"Created in 1982 by Gaston Glock, an Austrian curtain-rod manufacturer, the Glock arrived stateside during the 1980s crime epidemic. Through gun buybacks, discounts and Glock-sponsored junkets to strip clubs, the company seduced many law enforcement agencies into trading their obsolescent service revolvers for semiautomatic Glocks. Troubled by some of the gun’s innovative features — for instance, the Glock lacks an external safety mechanism; its “trigger safety” is released by merely pulling the trigger, a rarity with semiautomatics and the cause of many self-inflicted gunshot wounds among police officers who recklessly drew their new weapons — Congress convened hearings on the Glock, and several municipalities banned the gun.

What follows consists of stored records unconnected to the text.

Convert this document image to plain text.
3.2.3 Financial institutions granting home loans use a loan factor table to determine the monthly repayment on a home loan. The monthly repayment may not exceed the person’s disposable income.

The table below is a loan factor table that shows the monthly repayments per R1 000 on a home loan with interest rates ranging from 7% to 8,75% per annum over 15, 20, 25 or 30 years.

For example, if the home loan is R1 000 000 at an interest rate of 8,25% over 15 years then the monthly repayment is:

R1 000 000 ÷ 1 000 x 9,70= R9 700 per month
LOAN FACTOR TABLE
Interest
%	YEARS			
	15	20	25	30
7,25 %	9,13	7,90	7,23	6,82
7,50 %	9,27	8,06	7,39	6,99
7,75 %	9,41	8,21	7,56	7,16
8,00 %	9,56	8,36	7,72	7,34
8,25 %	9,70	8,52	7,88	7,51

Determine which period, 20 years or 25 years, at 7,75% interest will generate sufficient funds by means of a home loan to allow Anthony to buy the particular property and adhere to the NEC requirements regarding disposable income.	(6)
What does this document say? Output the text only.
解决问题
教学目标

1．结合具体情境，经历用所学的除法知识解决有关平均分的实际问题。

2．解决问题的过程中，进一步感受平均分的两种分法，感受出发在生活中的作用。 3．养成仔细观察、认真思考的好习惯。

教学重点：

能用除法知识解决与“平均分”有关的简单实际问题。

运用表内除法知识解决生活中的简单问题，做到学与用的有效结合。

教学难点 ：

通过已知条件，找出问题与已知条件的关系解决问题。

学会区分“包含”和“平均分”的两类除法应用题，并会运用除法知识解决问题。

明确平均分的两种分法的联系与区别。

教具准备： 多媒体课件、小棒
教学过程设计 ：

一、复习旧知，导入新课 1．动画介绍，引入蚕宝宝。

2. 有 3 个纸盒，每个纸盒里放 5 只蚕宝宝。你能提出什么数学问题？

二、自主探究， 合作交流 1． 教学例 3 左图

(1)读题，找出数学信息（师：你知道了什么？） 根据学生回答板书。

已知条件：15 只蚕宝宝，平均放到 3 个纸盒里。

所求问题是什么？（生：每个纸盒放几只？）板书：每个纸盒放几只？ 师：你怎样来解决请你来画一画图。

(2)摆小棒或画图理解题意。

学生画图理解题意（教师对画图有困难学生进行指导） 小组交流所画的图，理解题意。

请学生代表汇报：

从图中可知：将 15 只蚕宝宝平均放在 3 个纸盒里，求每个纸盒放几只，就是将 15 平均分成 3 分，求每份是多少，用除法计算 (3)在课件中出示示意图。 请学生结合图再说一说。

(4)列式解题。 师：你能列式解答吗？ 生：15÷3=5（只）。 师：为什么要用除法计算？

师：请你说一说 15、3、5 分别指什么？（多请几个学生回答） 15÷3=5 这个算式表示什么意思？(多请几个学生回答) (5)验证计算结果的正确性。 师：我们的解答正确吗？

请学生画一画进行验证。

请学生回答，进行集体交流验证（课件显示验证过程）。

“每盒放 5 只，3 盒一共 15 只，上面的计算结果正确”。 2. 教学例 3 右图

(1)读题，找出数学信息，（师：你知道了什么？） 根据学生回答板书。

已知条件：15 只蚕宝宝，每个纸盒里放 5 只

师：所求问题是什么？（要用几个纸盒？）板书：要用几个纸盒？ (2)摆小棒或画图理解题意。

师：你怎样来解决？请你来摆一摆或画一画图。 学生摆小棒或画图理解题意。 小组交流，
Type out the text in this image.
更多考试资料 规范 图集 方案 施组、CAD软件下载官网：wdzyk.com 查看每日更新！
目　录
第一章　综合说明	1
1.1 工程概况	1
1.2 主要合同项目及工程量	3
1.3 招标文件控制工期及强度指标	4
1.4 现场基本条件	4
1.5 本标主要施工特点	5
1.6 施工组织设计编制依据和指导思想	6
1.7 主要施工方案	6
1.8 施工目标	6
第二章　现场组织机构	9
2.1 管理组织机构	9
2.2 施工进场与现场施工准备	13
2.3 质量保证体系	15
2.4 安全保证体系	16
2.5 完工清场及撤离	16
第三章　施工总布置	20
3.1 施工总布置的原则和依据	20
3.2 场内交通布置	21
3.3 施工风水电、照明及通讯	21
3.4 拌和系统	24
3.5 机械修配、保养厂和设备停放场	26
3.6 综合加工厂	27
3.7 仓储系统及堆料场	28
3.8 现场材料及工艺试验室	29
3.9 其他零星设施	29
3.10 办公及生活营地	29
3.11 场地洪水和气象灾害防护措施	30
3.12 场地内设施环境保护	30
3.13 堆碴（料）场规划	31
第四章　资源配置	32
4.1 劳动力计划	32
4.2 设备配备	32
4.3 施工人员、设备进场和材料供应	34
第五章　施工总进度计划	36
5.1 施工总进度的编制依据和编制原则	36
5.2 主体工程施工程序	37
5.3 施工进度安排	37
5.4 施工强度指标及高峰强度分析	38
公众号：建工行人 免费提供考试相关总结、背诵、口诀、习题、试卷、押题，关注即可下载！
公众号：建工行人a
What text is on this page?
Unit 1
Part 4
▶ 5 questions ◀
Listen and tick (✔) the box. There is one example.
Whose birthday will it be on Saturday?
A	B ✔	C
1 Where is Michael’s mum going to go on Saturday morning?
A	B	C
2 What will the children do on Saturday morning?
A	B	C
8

Through these simultaneous developments, Barrett writes, the gun “inherited all aspects of the American firearm heritage: It was seen as an instrument of law and security, but also menace, danger and fear.” Americans’ desire for a certain gun is elementary: if cops use a gun or if a weapon’s availability is threatened, people demand the gun."

From the Times book review of “Glock,” by Paul M. Barrett.

When I was reporting in East Africa about a hundred years ago, I got it in my head to write a political history of the AK-47. If I could write a paragraph like that, I probably would have.